Kim (2017)
Digital print on PVC tarpaulin
6 m x 4 m

Text in Chart Art Fair curated by Helga Christoffersen
Artor Jesus Inkerö’s large scale photographs, videos, and performances, are part of a “holistic bodily project:” a series of rigorous, evolving, self-transformations that transgress boundaries between Inkerö’s art and life. Through bodybuilding, dieting, supplements, dress, and digital post-production, Inkerö, whose preferred pronoun is they, establishes an intimate relationship to the material external qualities of the self and how it is projected into the world. Online and at the gym, they are immersed in bodybuilding subcultures and their attendant languages, behaviors, and perceptions. Famous figures from popular culture serve as ideals and models through which to imagine possible new selves, cycling fluidly through a range of genders. Alternatively, in works such as BUBBLE(2017), the artist adopts movement and gestures within a constructed world to extrapolate the most generic median of contemporary masculinity.
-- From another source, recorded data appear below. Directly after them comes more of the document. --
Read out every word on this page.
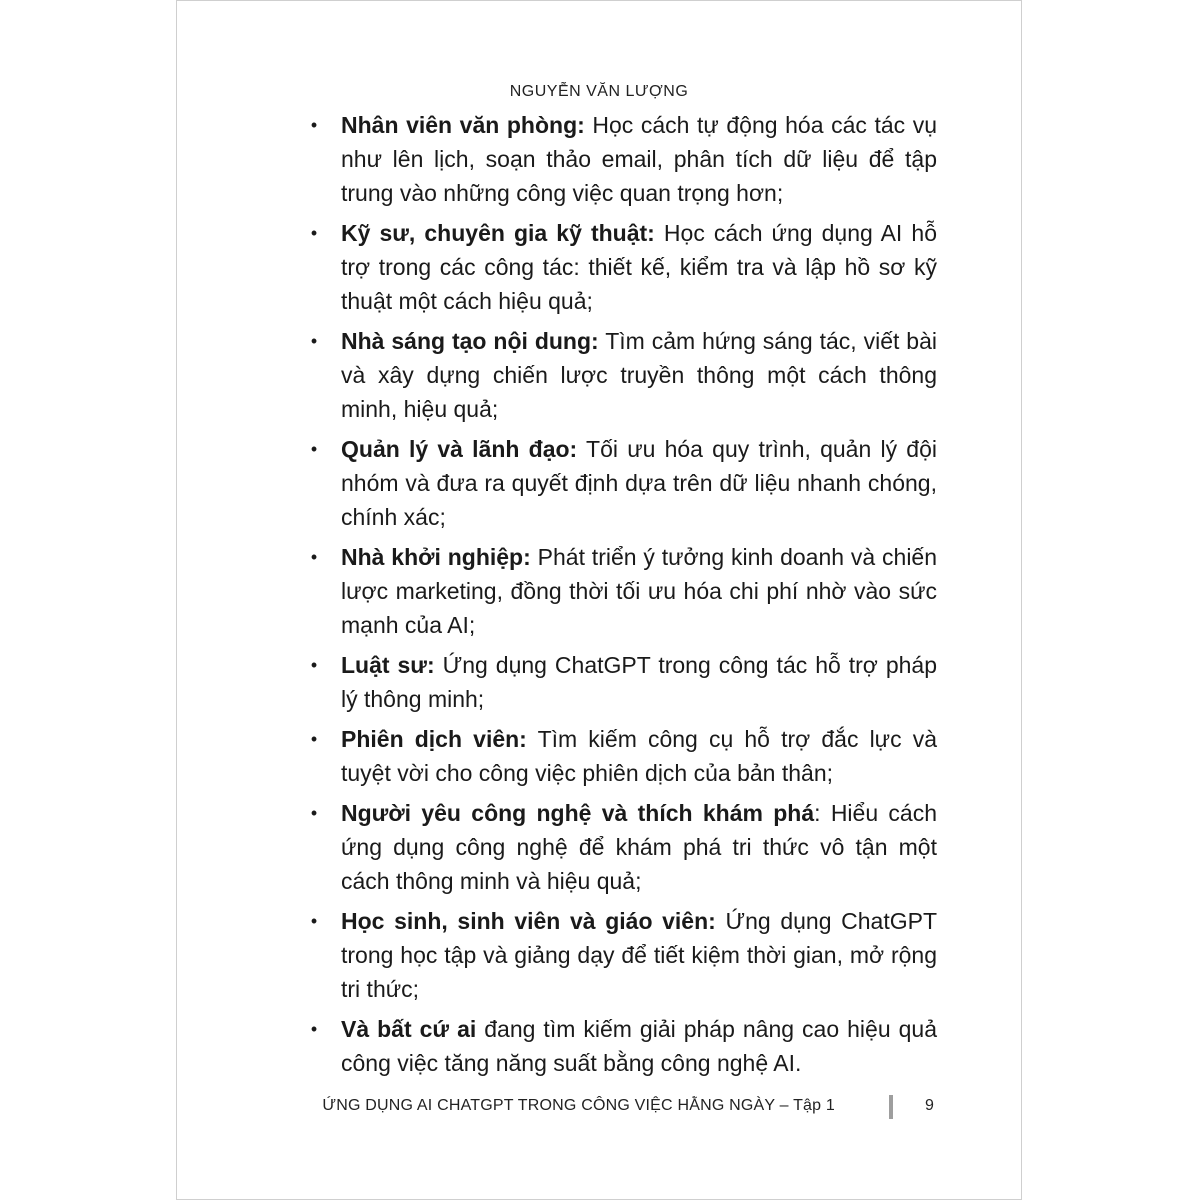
NGUYỄN VĂN LƯỢNG
• Nhân viên văn phòng: Học cách tự động hóa các tác vụ như lên lịch, soạn thảo email, phân tích dữ liệu để tập trung vào những công việc quan trọng hơn;
• Kỹ sư, chuyên gia kỹ thuật: Học cách ứng dụng AI hỗ trợ trong các công tác: thiết kế, kiểm tra và lập hồ sơ kỹ thuật một cách hiệu quả;
• Nhà sáng tạo nội dung: Tìm cảm hứng sáng tác, viết bài và xây dựng chiến lược truyền thông một cách thông minh, hiệu quả;
• Quản lý và lãnh đạo: Tối ưu hóa quy trình, quản lý đội nhóm và đưa ra quyết định dựa trên dữ liệu nhanh chóng, chính xác;
• Nhà khởi nghiệp: Phát triển ý tưởng kinh doanh và chiến lược marketing, đồng thời tối ưu hóa chi phí nhờ vào sức mạnh của AI;
• Luật sư: Ứng dụng ChatGPT trong công tác hỗ trợ pháp lý thông minh;
• Phiên dịch viên: Tìm kiếm công cụ hỗ trợ đắc lực và tuyệt vời cho công việc phiên dịch của bản thân;
• Người yêu công nghệ và thích khám phá: Hiểu cách ứng dụng công nghệ để khám phá tri thức vô tận một cách thông minh và hiệu quả;
• Học sinh, sinh viên và giáo viên: Ứng dụng ChatGPT trong học tập và giảng dạy để tiết kiệm thời gian, mở rộng tri thức;
• Và bất cứ ai đang tìm kiếm giải pháp nâng cao hiệu quả công việc tăng năng suất bằng công nghệ AI.
ỨNG DỤNG AI CHATGPT TRONG CÔNG VIỆC HẰNG NGÀY – Tập 1	9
In this exhibition, JUSTIN (2016), KIM (2017), and CAITLYN (2017) are each outcomes of Inkerö’s intense commitment to identify with the smooth surfaces in images of public figures by mimicking their routine and gestures. As in the original images, they stitch together multiple self-portraits to create a composite self in the image of another. Bodybuilding is a process in which muscles are treated separately and specific exercises target specific body parts. As with image editing software, it is a way to split up the self into pieces and stitch together all the perfected surfaces and angles into a whole. The resulting images, printed as public banners, use an advertising format suited for maximum public exposure and consumption, making Inkerö’s new constructed self subject to admiration and judgement. In advertising, identification with an ad’s subject is a tool to manipulate behavior. The work plays with this by considering to what extent do we see ourselves or our possible selves in these ubiquitous images of others?
Inkerö’s works examine the comfort we seek through identification with others and through the stability of generic forms and predictable behaviors; on that level, it is a deeply humanizing project. It is a means of joining the world of appearances and highlighting the conflation of self and other, omnipresent as a form of control in late capitalist society. In essence, these works are about what one may go through, under these conditions, in order to identify with or feel a connection to another person.